Apple's Mac OS X 10.5.5 "Leopard" had strong performance leads over Canonical's Ubuntu 8.10 "Intrepid Ibex" in the OpenGL performance with the integrated Intel graphics, disk benchmarking, and SQLite database in particular. Ubuntu on the other hand was leading in the compilation and BYTE Unix Benchmark. In the audio/video encoding and PHP XML tests the margins were smaller and no definitive leader had emerged. With the Java environment, Sunflow and Bork were faster in Mac OS X, but the Intrepid Ibex in SciMark 2 attacked the Leopard. These results though were all from an Apple Mac Mini.
Also worth mentioning are the collection of posts from the last thread that convincingly argued various problems with the Phoronix Benchmarks. Example 1 Example 2 Example 3
Speed tests are good, let's make sure we're doing them right
Every one of those examples are fail at reasoning weaknesses in the Phoronix Test Suite and this is why:
If you look closely you'll notice that (a) the benchmarks were run on a Thinkpad T60 laptop, and (b) there were significant differences on some benchmarks like RAM bandwidth that should have little or no OS components.
If you look closely you'll notice that (a) the laptop the benchmarks are run on effects in no way, the validity of the benchmark as long as they are run consistently on the same laptop and (b) some benchmarks like RAM bandwidth have theoretical limits that are not effected at all by the Operating System but in actual practice, is entirely limited by the operating system you are using.
Some of the benchmarks were hardware testing, and those showed variation. They should not, unless the compiler changed the algorithms used to compile the code between distros.

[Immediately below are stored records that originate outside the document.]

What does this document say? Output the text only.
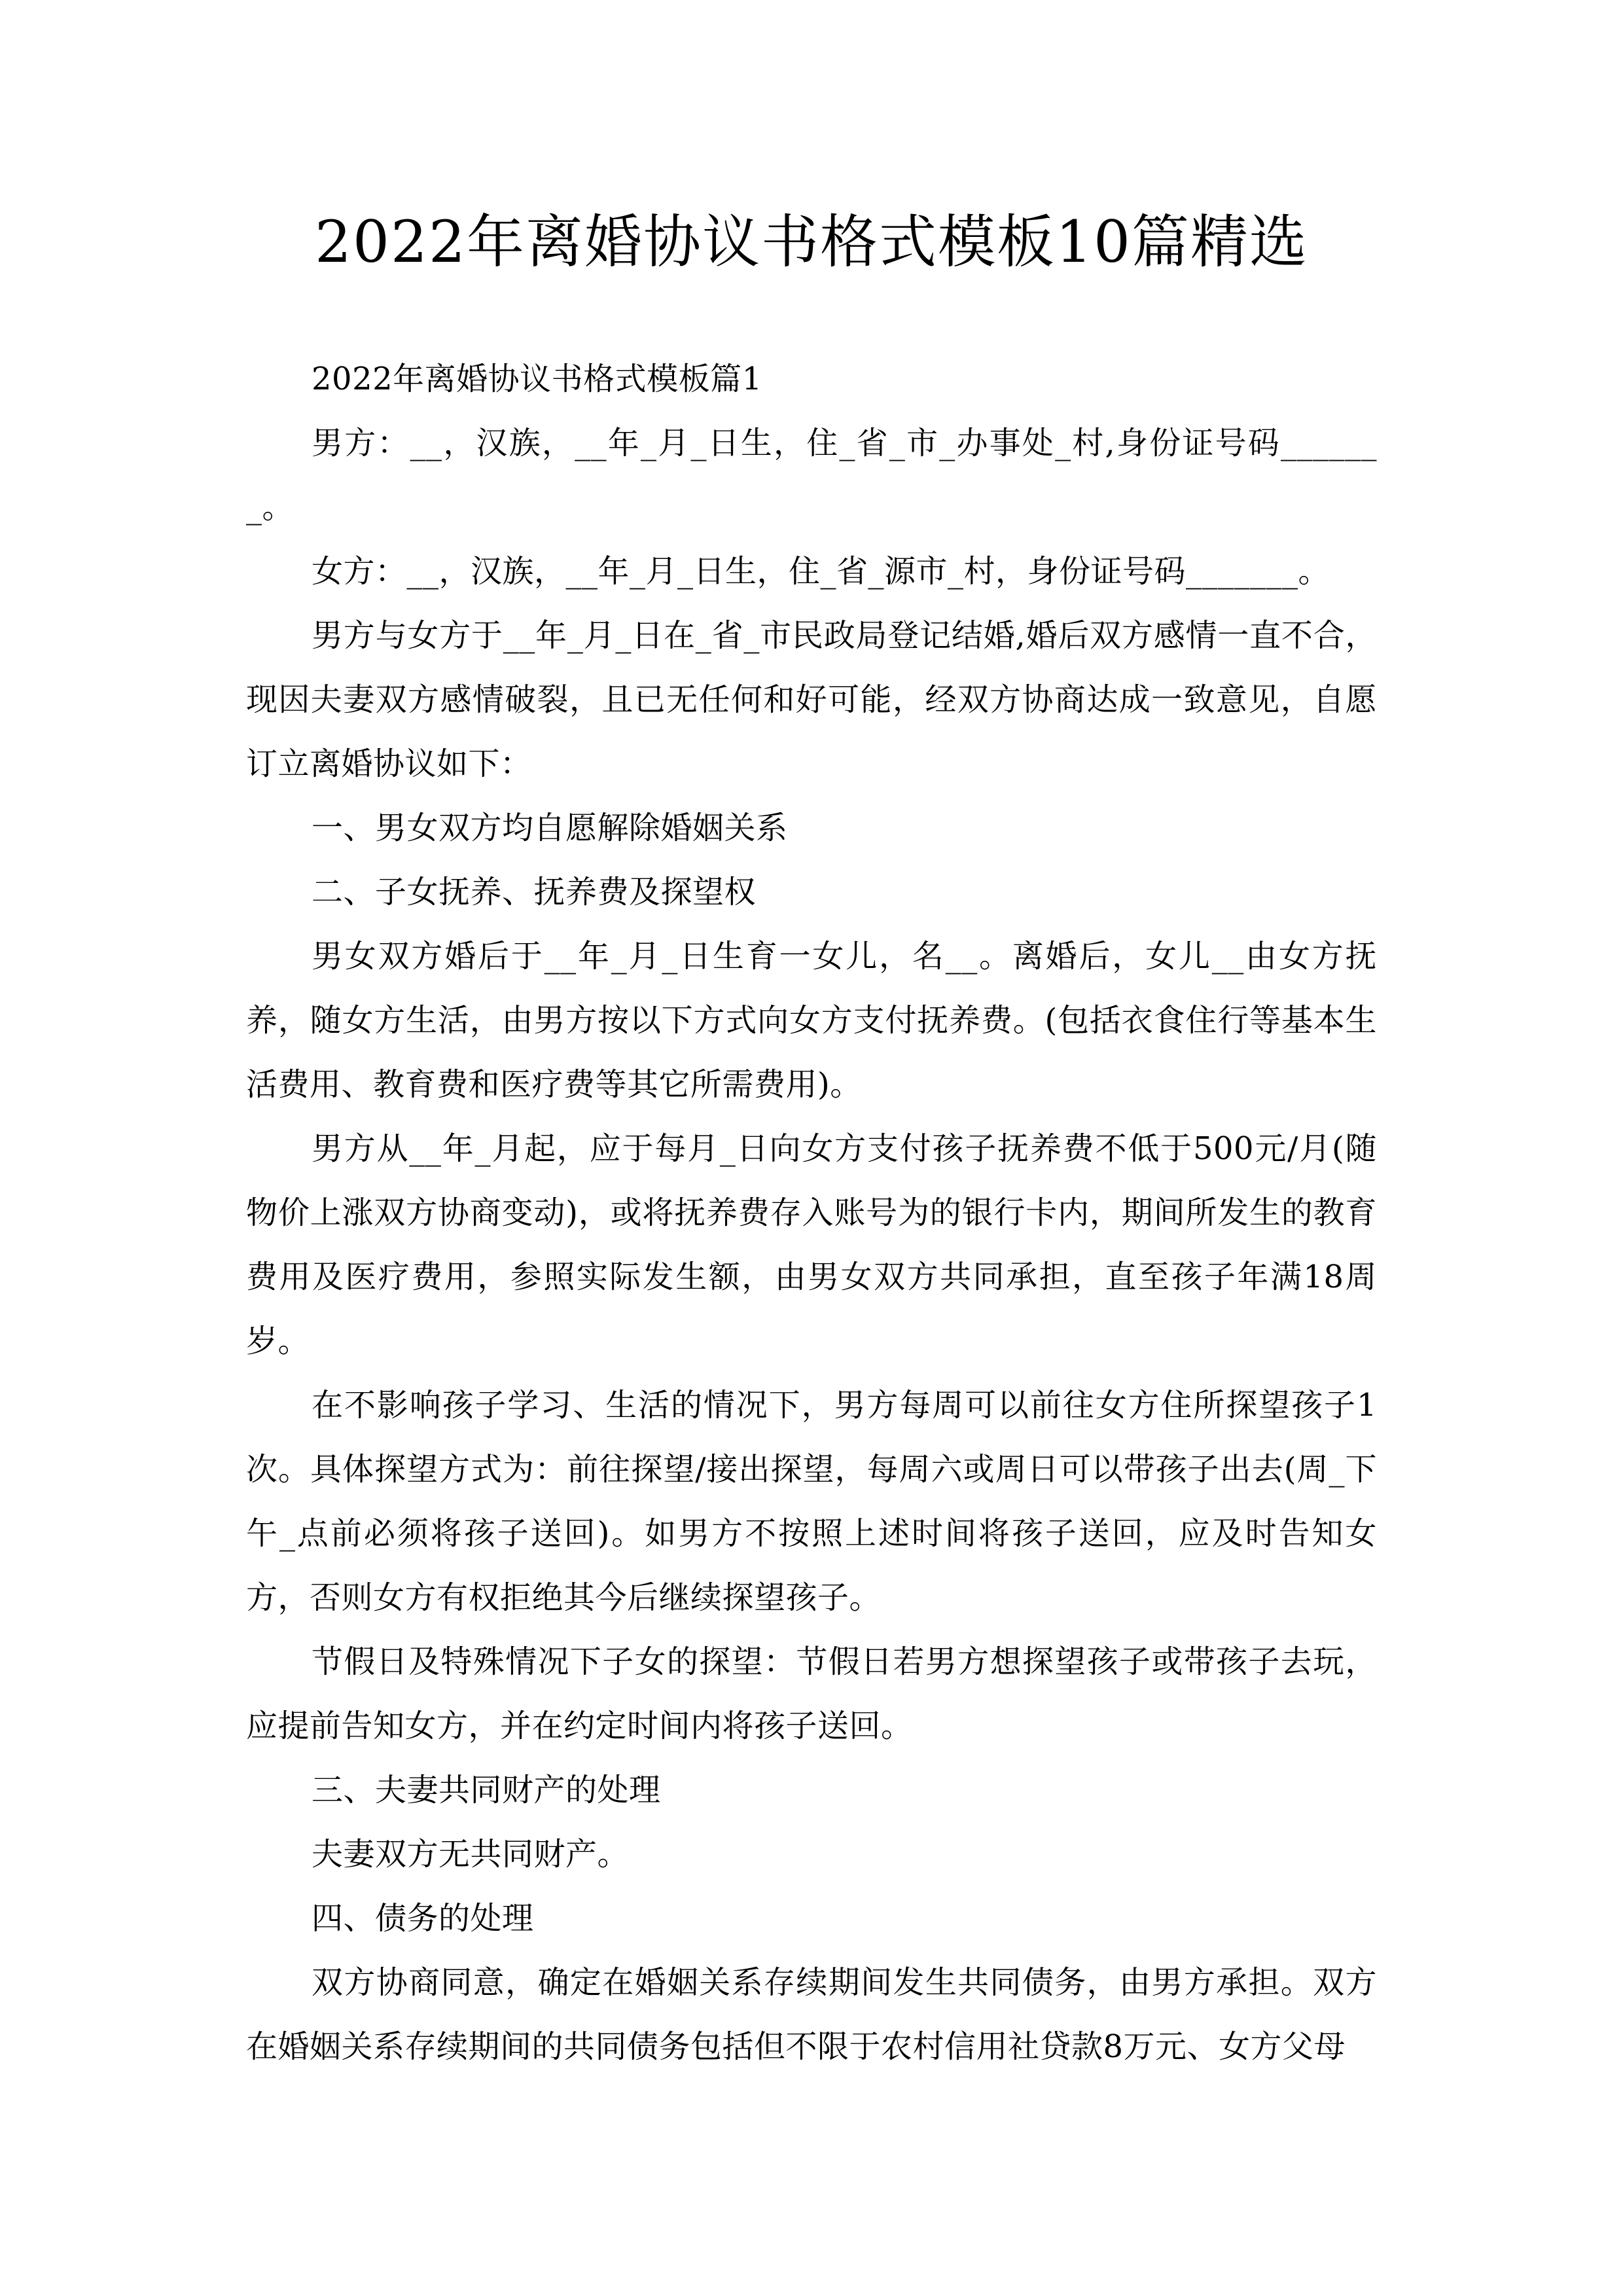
2022年离婚协议书格式模板10篇精选

2022年离婚协议书格式模板篇1

男方：__，汉族，__年_月_日生，住_省_市_办事处_村,身份证号码_______。

女方：__，汉族，__年_月_日生，住_省_源市_村，身份证号码_______。

男方与女方于__年_月_日在_省_市民政局登记结婚,婚后双方感情一直不合，现因夫妻双方感情破裂，且已无任何和好可能，经双方协商达成一致意见，自愿订立离婚协议如下：

一、男女双方均自愿解除婚姻关系

二、子女抚养、抚养费及探望权

男女双方婚后于__年_月_日生育一女儿，名__。离婚后，女儿__由女方抚养，随女方生活，由男方按以下方式向女方支付抚养费。(包括衣食住行等基本生活费用、教育费和医疗费等其它所需费用)。

男方从__年_月起，应于每月_日向女方支付孩子抚养费不低于500元/月(随物价上涨双方协商变动)，或将抚养费存入账号为的银行卡内，期间所发生的教育费用及医疗费用，参照实际发生额，由男女双方共同承担，直至孩子年满18周岁。

在不影响孩子学习、生活的情况下，男方每周可以前往女方住所探望孩子1次。具体探望方式为：前往探望/接出探望，每周六或周日可以带孩子出去(周_下午_点前必须将孩子送回)。如男方不按照上述时间将孩子送回，应及时告知女方，否则女方有权拒绝其今后继续探望孩子。

节假日及特殊情况下子女的探望：节假日若男方想探望孩子或带孩子去玩，应提前告知女方，并在约定时间内将孩子送回。

三、夫妻共同财产的处理

夫妻双方无共同财产。

四、债务的处理

双方协商同意，确定在婚姻关系存续期间发生共同债务，由男方承担。双方在婚姻关系存续期间的共同债务包括但不限于农村信用社贷款8万元、女方父母
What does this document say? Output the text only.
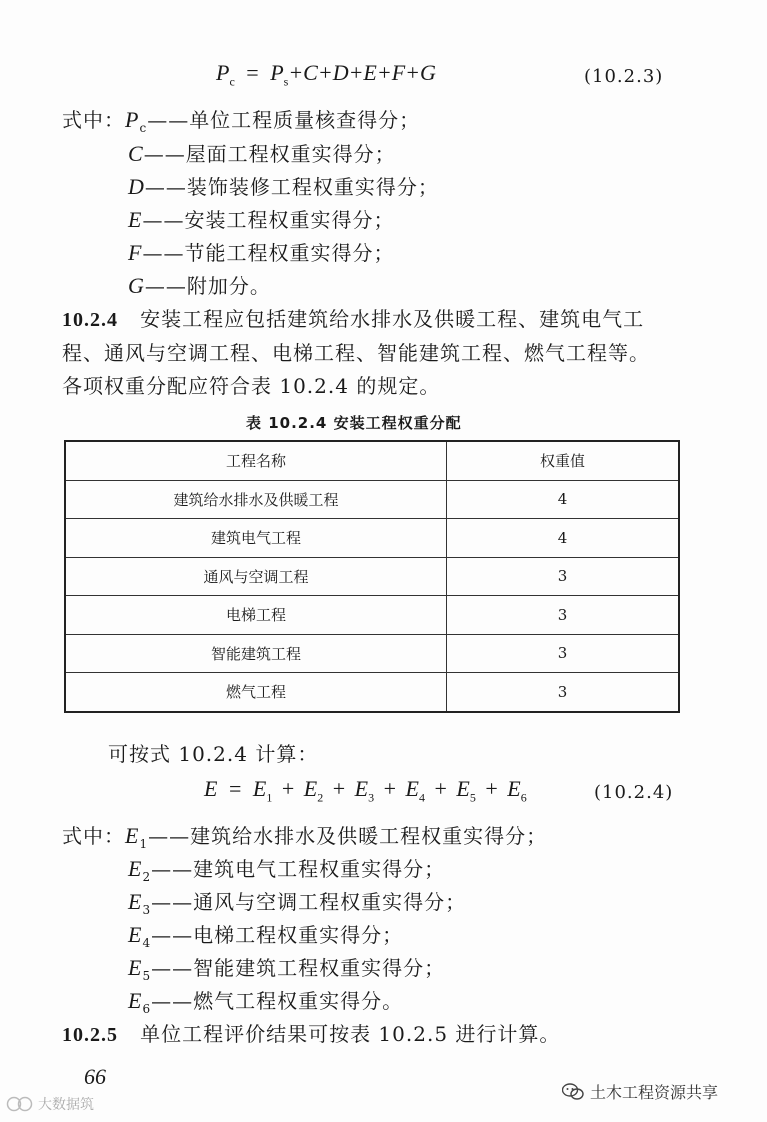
$P_c = P_s+C+D+E+F+G$	(10.2.3)
式中：$P_c——$单位工程质量核查得分；
C——屋面工程权重实得分；
D——装饰装修工程权重实得分；
E——安装工程权重实得分；
F——节能工程权重实得分；
G——附加分。
10.2.4 安装工程应包括建筑给水排水及供暖工程、建筑电气工
程、通风与空调工程、电梯工程、智能建筑工程、燃气工程等。
各项权重分配应符合表 10.2.4 的规定。
表 10.2.4 安装工程权重分配
工程名称	权重值
建筑给水排水及供暖工程	4
建筑电气工程	4
通风与空调工程	3
电梯工程	3
智能建筑工程	3
燃气工程	3
可按式 10.2.4 计算：
$E = E_1 + E_2 + E_3 + E_4 + E_5 + E_6$	(10.2.4)
式中：$E_1——$建筑给水排水及供暖工程权重实得分；
$E_2——$建筑电气工程权重实得分；
$E_3——$通风与空调工程权重实得分；
$E_4——$电梯工程权重实得分；
$E_5——$智能建筑工程权重实得分；
$E_6——$燃气工程权重实得分。
10.2.5 单位工程评价结果可按表 10.2.5 进行计算。
66
土木工程资源共享
大数据筑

All of the benchmarks were testing the hardware and should have showed variation. The compilers used on all the benchmarking applications are all the same. But the compilers used to build the Operating Systems are all completely different versions. Therefore the compiler on each distro will compile the same "algorithm" slightly different way. That is assuming there were no changes between implementation of packages between distros (of which there were actually hundreds of thousands of changes in the code itself, build options, and runtime configurations)
The test suite itself: The Phoronix test suite runs on PHP. That in itself is a problem-- the slowdowns measured could most likely be *because* of differences in the distributed PHP runtimes.
The Phoronix-Test-Suite Only uses its PHP back-end to aggregate benchmarking information. If a compilation with GCC took 5 seconds, its going to take 5 seconds no matter what version of the PHP runtime is used to to start the sub-shell that GCC runs in. It's take the same amount of time if you invoked GCC from bash, from perl, python, java, tcl, C, or C++. It doesn't matter because GCC is its own process just like every other benchmark.
What exactly are they testing? The whole distro?
Yes.
The kernel?
Yes again, since that is a part of the distro
If they're testing the released kernel, then they should run static binaries that *test* the above, comparing kernel differences.
No, what wouldn't prove anything as most of the binaries with each distro are already static.
Honestly, I was unimpressed by the benchmarks. I happen to do performance benchmarking as part of my job, and I can tell you, you have to eliminate all the variables first -- isolate things to be able to say "X is slow". If you rely on a PHP runtime, use *exactly* the same PHP runtime for all your testing; otherwise, you'll get misleading results.
Wrong. You isolate it down to one independent variable, its called the scientific process. And there was only one independent variable involved, the distro. Everything else is dependant on that variable.
Avoid strange women and temporary variables.